De historicus en mijn informant Jean-Marc Regnault zegt dat de verzoenende woorden van Macron net als zijn steun voor de kandidatuur van de eilandengroep van de Marquises voor werelderfgoedlijst van Unesco hetzelfde doel dienen: zijn strategie inzake de Indische en de Stille Oceaan. « Frankrijk meent dat zij een zeer belangrijke rol moet spelen in de strijd tegen China in beide oceanen. Deze rol is mogelijk dankzij de eilanden die zij controleert. En deze vinden bescherming bij een grote natie met speciale aandacht voor hun specifieke problemen: Frankrijk, dus in zekere zin een win-win strategie ».

President Macron waarschuwde de collectiviteiten die de Republiek zouden kunnen verlaten, zoals Nieuw-Caledonië, dat zich op 12 december 2021 voor de derde keer in een nu beslissend referendum uit moet spreken of zij voor of tegen onafhankelijkheid is. « In de komende tijd zal er onheil zijn voor de kleintjes, onheil voor de geïsoleerden, onheil voor hen die de invloed, de strooptochten van hegemonische machten ondergaan, die hun vis, hun technologieën, hun economische bronnen zoeken, » waarschuwde de president tijdens zijn bezoek aan Polynesië, met een directe lijn naar China. Hij herinnerde eraan dat Frankrijk met zijn marine haar economische zone in Polynesië beschermt.

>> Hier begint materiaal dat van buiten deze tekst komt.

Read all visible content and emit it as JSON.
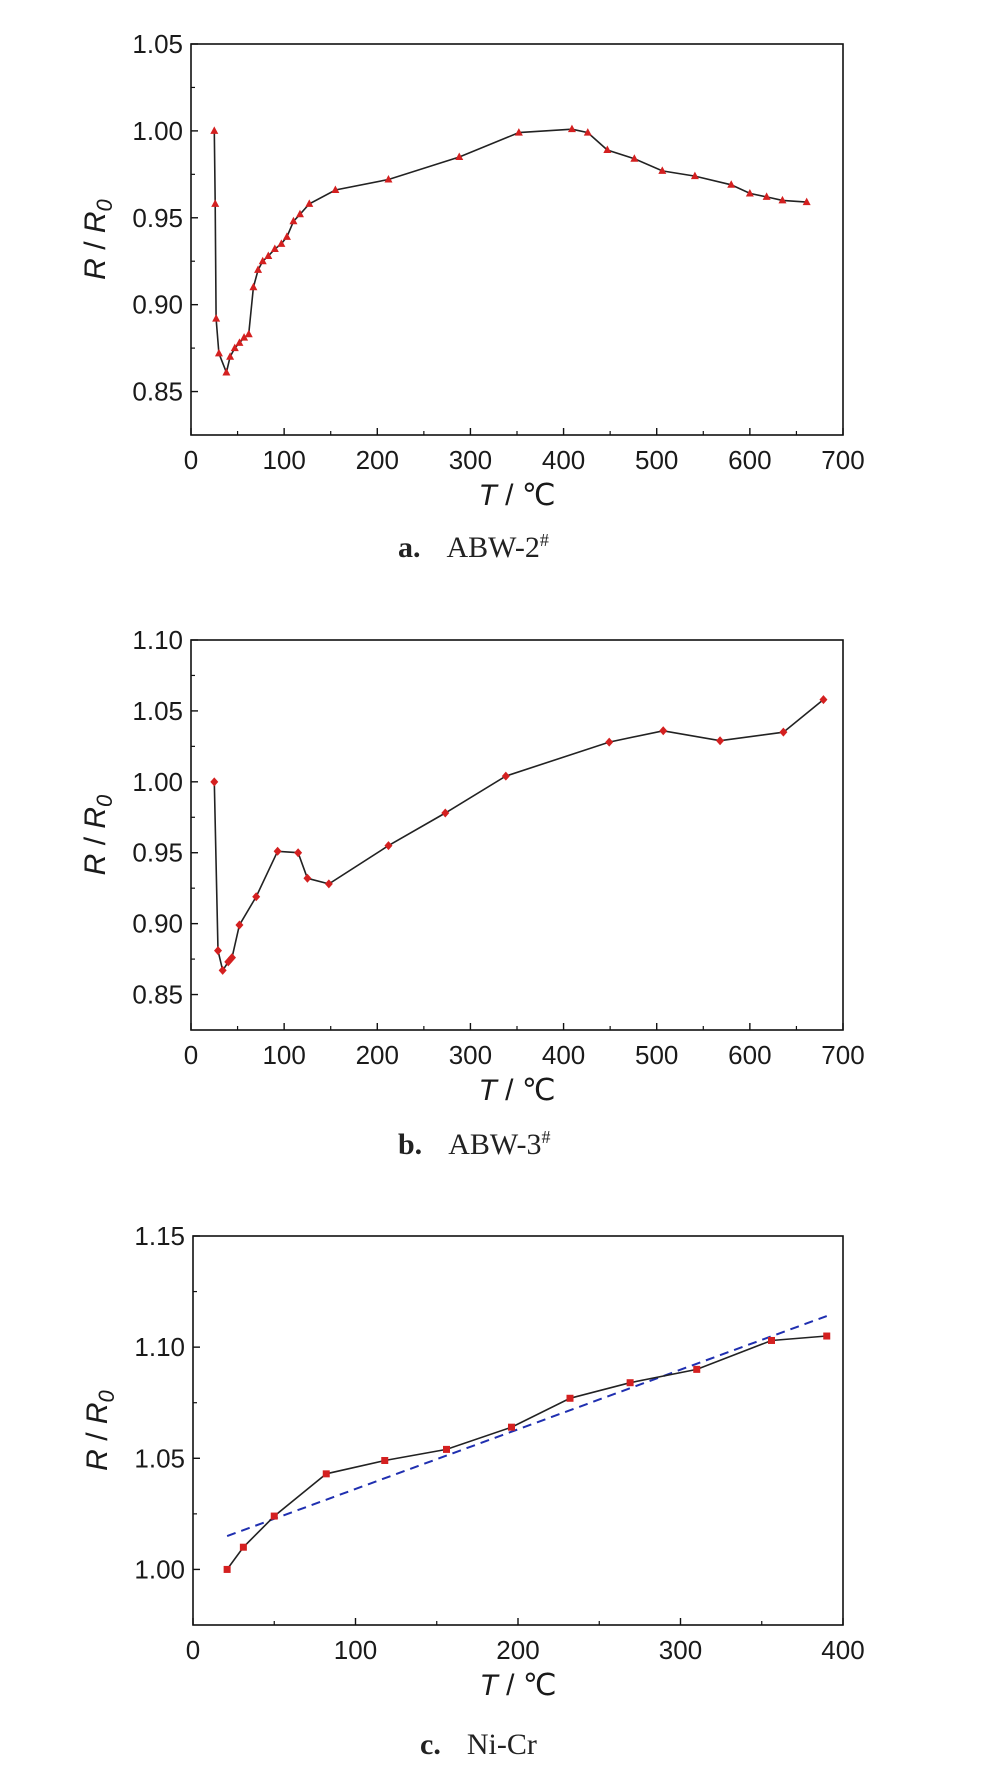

Emmanuel Macron heeft de Polynesiërs ook op het hart gedrukt « projecten » te wantrouwen zoals het enorme watercultuurproject (vis, schelpdieren…) van een Chinese investeerder op de atol Hao in de Tuamoto-eilandengroep. Een aankondiging die de vroegere Polynesische president, Gaston Flosse « teleurstelde »: « Als hij zegt dat hij geen watercultuurproject op Hao wil, zeg ik dat dat onze zaak is en niet die van hem. De Chinezen hebben in Frankrijk het vliegveld van Toulouse, kastelen en wijngaarden gekocht. Zij mogen in Frankrijk investeren en hier niet? ». Een Polynesiër: « China heeft meer geld dan Frankrijk om hier te investeren en zij heeft hier geen atoomproeven gedaan. Als de Chinezen mij hier een baan geven, ga ik graag voor hen werken ».

President Macron weet dat de Polynesiërs niet direct een absoluut vertrouwen uit zijn woorden zullen putten en erkende op de allerlaatste dag van zijn verblijf: « Ik kan u niet vragen mij uw vertrouwen te geven, nadat men u gedurende zo lange tijd heeft voorgelogen ». De toekomst zal uitwijzen hoe de verhouding tussen Frankrijk en haar overzeese gebiedsdelen in de Stille Oceaan zich zullen gaan ontwikkelen. Vast staat dat naar mijn mening dat de Polynesiërs geen bevoogding van de Franse staat meer dulden.